Ayşegül Kocabıçak’tan yeni öyküler: “Ben Söylemem Sen Anla”

Kasım 24, 2016

Ayşegül Kocabıçak’tan yeni öyküler: “Ben Söylemem Sen Anla”

kapak-ben-soylemem-1Ayşegül Kocabıçak‘ın yeni öykü kitabı “Ben Söylemem Sen Anla“, Nota Bene Yayınları etiketiyle yayımlandı.

Ayşegül Kocabıçak, ilk öykü kitabı Dilsiz Annelerin Sessiz Çocukları ile fazlalıklarından arınmış ve sadeliğiyle öne çıkan bir öykü dili yaratarak, özellikle kadınlar ve çocukların, gündelik hayatta her an yaşadıkları travmalar karşısında dilsiz ve suskun bırakılmalarına dair metinlere hayat verdi. Toplumsal cinsiyet kodlarının gelenekle beslenerek nasıl yeniden üretildiği, daha da önemlisi nasıl görmezden gelindiği Kocabıçak öykülerinin konusu oldu. Yazar, ilk kitabında dahi oldukça “zor” konuları, meselenin önüne geçmeyen bir dil kullanarak anlatmayı tercih etti. Başarmış olmalı ki, ilk kitap kısa zamanda ikinci baskıya ulaştı.

Ben Söylemem Sen Anla, yazarın ikinci kitabı. Ayşegül Kocabıçak bu kitabında da bağırmayan bir dil kullanarak, usulca eleştirmiş “hallerimizi”. Bilinen ama anlatılamayan, görmezden gelinen travmaların aslında onu yaşayan bireyler için ne denli yaralayıcı ve unutulmaz olduklarına işaret ederken, ilk kitabında olduğu gibi usulca ama rahatsız eden bir anlatım dilini tercih etmiş. Tek bir taşla camı çerçeveyi indirerek değil, camı kırmadan küçük taşlarla sabaha kadar o pencereyi taşlayarak…

Ayşegül Kocabıçak, kadınların kırılgan, ama bir o kadar neşeli ve direngen hallerini taşımış metinlerine. Penceremize attığı o küçük taşlardan kurtulmak ne mümkün… Yazar adeta “Pencerenizi açın!” diye bağıran bir çocuk! İster istemez açıyorsunuz pencerenizi. Bu sefer de, “Ben Söylemem Sen Anla” diyor, çaresiz anlamaya çalışıyorsunuz, anlamak istiyorsunuz. Sonra “anlamak” eylemi bir şenliğe dönüşüyor. Anladıkça sevilirmiş her şey, anlıyorsunuz…

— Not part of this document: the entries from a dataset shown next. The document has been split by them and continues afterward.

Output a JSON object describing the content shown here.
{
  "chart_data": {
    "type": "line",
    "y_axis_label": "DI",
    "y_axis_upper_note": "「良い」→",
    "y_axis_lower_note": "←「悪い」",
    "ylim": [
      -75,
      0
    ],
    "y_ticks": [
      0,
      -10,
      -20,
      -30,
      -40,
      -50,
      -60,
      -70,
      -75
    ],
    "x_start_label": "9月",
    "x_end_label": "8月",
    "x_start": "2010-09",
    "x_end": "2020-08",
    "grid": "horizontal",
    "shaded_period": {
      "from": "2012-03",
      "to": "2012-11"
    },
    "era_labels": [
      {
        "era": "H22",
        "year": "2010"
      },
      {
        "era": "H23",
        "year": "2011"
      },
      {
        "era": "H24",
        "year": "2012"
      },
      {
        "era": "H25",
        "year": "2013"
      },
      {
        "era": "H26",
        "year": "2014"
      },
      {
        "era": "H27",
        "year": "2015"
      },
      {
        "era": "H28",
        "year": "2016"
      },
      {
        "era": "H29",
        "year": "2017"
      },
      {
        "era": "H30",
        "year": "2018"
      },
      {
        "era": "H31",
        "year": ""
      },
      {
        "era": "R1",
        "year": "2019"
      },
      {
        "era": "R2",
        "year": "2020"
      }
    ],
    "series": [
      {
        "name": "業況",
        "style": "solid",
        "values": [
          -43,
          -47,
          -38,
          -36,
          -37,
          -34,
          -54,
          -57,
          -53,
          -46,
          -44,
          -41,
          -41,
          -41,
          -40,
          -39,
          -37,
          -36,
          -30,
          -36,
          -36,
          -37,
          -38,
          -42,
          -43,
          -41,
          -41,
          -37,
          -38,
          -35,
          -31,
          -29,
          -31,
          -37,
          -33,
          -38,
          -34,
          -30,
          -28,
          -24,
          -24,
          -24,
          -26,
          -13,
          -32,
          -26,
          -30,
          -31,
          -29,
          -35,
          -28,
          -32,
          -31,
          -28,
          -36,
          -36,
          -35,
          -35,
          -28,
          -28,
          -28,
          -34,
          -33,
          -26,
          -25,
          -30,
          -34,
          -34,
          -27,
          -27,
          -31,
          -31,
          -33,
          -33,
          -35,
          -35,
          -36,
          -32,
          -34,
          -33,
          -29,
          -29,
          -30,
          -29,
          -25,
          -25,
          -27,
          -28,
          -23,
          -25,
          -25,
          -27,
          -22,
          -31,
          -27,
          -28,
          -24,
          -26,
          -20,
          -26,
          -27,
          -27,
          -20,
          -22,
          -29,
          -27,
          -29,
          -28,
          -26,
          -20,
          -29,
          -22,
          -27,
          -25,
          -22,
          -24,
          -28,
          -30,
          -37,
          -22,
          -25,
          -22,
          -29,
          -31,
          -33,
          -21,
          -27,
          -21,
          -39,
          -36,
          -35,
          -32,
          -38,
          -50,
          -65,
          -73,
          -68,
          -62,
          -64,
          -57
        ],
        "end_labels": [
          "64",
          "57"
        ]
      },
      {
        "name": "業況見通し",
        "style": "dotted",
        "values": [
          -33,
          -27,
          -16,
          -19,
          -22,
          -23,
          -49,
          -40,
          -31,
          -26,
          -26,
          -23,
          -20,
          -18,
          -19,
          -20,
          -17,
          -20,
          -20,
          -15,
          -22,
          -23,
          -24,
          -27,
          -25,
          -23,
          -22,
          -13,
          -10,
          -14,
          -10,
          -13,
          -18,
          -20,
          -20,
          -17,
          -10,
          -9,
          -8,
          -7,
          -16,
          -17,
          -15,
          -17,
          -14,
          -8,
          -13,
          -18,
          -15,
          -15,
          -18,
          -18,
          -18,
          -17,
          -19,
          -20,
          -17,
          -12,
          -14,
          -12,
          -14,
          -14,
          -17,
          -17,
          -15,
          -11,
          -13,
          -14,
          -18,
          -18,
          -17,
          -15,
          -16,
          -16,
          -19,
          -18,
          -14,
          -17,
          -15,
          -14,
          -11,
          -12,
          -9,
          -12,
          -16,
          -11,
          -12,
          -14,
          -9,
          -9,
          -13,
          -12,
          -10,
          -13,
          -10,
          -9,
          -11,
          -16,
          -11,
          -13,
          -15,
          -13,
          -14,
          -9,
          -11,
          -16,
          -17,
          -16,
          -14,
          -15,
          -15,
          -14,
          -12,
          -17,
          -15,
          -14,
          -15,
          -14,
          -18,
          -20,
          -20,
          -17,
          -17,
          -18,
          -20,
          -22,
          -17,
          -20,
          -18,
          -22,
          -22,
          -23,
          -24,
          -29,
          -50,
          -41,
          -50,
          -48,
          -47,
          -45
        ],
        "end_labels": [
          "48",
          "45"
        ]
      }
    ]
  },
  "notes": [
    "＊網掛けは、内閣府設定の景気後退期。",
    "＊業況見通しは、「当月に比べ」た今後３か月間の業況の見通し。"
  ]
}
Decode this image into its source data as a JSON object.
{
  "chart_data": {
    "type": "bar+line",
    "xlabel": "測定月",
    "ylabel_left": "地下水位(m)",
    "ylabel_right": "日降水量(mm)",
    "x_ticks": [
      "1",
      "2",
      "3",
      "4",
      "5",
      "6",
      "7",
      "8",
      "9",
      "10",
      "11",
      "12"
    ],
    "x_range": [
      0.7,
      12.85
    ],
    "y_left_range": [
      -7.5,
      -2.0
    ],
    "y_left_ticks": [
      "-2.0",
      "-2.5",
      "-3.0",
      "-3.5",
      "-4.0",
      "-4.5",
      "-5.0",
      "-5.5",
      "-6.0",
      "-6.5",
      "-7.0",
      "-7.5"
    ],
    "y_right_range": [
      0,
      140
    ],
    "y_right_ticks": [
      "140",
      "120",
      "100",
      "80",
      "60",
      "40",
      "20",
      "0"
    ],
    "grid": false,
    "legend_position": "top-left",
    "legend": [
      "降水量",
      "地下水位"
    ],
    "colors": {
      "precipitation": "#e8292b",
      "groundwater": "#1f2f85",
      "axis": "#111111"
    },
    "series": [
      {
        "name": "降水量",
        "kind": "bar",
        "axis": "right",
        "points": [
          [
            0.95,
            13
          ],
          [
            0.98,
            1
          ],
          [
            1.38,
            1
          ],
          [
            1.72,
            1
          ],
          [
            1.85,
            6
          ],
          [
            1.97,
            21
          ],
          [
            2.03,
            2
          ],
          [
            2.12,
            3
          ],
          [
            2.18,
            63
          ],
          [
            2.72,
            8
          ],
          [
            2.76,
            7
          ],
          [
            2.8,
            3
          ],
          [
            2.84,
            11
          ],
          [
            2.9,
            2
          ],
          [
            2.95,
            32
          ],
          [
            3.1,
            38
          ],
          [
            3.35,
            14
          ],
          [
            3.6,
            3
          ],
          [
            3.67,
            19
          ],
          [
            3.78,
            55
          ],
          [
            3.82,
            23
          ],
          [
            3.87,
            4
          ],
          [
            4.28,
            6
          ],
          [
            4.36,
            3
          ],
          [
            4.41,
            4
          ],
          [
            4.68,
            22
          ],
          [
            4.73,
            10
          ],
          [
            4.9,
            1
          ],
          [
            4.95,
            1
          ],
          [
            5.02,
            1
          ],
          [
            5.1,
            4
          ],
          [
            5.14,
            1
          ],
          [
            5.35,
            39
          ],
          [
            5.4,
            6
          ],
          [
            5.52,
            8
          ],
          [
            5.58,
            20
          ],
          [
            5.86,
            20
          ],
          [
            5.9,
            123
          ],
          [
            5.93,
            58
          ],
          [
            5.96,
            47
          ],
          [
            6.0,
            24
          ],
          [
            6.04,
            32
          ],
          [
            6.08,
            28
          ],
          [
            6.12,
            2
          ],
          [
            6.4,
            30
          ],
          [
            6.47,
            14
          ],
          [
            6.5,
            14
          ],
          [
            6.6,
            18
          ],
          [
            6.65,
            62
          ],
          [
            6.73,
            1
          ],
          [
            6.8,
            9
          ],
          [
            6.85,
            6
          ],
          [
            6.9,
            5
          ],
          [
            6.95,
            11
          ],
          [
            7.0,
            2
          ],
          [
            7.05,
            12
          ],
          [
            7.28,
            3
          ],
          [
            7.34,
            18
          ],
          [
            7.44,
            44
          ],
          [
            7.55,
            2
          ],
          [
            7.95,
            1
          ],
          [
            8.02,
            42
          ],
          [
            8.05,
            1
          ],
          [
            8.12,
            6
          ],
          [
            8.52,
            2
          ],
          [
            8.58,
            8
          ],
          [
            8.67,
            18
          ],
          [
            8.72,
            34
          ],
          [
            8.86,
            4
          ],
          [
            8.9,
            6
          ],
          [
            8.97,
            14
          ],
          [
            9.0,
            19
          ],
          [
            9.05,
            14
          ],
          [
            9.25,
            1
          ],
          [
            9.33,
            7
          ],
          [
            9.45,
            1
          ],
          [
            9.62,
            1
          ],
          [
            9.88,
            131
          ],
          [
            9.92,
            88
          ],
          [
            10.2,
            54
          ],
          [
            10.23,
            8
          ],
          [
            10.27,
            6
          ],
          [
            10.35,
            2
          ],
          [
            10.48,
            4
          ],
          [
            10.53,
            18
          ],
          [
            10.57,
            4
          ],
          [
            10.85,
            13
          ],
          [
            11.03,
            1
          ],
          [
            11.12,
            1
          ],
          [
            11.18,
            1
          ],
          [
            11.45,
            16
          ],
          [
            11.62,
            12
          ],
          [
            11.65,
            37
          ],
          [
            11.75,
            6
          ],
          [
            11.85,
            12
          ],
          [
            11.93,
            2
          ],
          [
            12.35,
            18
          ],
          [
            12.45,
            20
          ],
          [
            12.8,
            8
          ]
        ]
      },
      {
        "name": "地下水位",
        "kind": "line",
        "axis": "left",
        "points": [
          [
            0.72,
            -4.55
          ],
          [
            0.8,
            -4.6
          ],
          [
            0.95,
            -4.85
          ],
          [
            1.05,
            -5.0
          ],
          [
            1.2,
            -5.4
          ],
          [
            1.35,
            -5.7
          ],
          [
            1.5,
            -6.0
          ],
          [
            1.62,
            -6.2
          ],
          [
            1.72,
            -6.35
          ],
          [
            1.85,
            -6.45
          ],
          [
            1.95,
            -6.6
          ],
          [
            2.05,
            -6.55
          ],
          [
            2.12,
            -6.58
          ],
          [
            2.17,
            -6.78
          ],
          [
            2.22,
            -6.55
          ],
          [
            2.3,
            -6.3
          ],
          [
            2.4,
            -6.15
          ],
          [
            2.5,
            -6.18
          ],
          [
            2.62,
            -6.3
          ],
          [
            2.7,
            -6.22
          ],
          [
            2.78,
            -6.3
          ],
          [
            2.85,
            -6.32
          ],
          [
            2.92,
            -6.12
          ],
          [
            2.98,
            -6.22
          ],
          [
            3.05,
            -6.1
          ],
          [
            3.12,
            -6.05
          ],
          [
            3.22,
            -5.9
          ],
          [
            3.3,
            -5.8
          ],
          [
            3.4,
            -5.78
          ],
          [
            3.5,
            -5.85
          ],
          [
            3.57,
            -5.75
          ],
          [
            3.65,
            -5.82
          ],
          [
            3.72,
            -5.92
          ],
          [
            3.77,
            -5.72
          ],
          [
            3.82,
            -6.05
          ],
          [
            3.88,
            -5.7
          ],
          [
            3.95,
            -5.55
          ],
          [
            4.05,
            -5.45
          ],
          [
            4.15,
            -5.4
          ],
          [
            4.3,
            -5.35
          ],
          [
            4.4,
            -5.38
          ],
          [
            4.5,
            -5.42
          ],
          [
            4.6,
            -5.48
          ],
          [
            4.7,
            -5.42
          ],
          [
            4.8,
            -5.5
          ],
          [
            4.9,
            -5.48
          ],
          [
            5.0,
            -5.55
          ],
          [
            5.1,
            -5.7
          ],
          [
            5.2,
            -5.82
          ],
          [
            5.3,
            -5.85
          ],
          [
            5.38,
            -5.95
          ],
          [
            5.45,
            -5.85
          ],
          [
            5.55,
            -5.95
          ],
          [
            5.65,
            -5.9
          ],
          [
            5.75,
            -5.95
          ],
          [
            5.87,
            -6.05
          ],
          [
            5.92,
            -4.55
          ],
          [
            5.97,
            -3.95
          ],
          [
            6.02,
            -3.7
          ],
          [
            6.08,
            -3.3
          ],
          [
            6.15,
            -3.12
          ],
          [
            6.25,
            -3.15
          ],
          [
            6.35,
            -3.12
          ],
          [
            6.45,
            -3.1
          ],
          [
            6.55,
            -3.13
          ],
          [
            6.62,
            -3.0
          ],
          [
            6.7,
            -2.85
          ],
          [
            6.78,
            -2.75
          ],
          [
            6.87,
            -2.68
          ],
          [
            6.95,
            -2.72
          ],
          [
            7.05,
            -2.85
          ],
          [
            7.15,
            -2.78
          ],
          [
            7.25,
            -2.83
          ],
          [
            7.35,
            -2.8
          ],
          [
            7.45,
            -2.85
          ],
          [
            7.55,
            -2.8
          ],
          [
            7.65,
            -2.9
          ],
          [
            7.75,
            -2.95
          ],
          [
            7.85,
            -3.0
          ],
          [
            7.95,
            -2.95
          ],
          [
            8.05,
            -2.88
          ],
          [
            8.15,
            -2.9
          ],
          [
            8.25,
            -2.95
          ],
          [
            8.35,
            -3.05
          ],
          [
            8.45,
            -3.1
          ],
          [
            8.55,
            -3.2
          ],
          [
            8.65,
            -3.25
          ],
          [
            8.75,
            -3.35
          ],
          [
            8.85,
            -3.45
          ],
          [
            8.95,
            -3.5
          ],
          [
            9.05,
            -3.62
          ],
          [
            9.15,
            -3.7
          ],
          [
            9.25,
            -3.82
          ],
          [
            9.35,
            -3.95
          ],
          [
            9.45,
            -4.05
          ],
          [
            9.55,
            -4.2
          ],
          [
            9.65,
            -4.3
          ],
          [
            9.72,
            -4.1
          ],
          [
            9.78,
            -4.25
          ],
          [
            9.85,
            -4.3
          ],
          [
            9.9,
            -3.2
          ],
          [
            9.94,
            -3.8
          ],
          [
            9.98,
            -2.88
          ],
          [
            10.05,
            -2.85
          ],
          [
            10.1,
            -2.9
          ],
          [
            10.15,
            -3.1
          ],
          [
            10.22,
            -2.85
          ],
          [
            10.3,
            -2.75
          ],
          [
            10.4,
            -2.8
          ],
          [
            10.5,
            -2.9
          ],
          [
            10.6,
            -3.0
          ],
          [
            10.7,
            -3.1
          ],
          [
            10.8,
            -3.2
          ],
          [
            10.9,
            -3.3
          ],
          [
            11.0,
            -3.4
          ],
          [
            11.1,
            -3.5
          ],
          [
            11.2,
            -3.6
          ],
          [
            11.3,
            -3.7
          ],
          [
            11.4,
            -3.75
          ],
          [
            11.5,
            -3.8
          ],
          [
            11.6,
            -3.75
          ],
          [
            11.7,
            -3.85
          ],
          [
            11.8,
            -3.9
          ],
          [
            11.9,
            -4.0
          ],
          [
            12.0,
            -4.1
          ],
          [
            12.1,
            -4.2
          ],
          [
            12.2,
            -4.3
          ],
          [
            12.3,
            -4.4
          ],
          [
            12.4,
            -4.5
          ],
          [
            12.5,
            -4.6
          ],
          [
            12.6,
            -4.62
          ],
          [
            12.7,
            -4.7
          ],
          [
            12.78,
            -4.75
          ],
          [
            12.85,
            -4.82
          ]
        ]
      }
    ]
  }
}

Şimdilerde hayal meyal, ama sıcacık bir sevinçle hatırlıyorum, çocukluğumda “anlatan kadınlar” vardı. Annemlerin günlerine, güne paralarıyla katılmadıkları halde, sırf sohbetleri güzel diye davet edilirlerdi. Çantası gibi annemin elinde günden güne gezen ben, minnacık aklımla bu kadınların anlattıklarını, onları anlatırken hikâyeye kattıkları kimi neşeli, kimi üzgün detayları hayranlıkla dinlerdim. Alelade bir şeyden bahsediyor bile olsalar, bunu öyle güzel, öyle “anlatıcı” bir havada yaparlardı ki, çocukluğumun televizyonsuz, gazetesiz, kitapsız dünyasına bir gökkuşağı neşesi getirirlerdi. Ayşegül Kocabıçak’ın kurduğu anlatının, hikâyeleme yeteneğinin ardında bir yerlerde işte o kadınların saklandığını hissediyorum okurken. Üstelik bunu kalemi günden güne daha da keskinleşip parıldayan çok iyi bir öykücünün akıl ve duygusuyla yaptığını, yarattığı capcanlı ve diri anlatımı, öyküde kendine özgü bir kadın dili kurmaktaki başarısını hayranlıkla izliyorum. Kaleminin neşesinin, hikâyesinin soluğunun hiç tükenmemesi dileğiyle!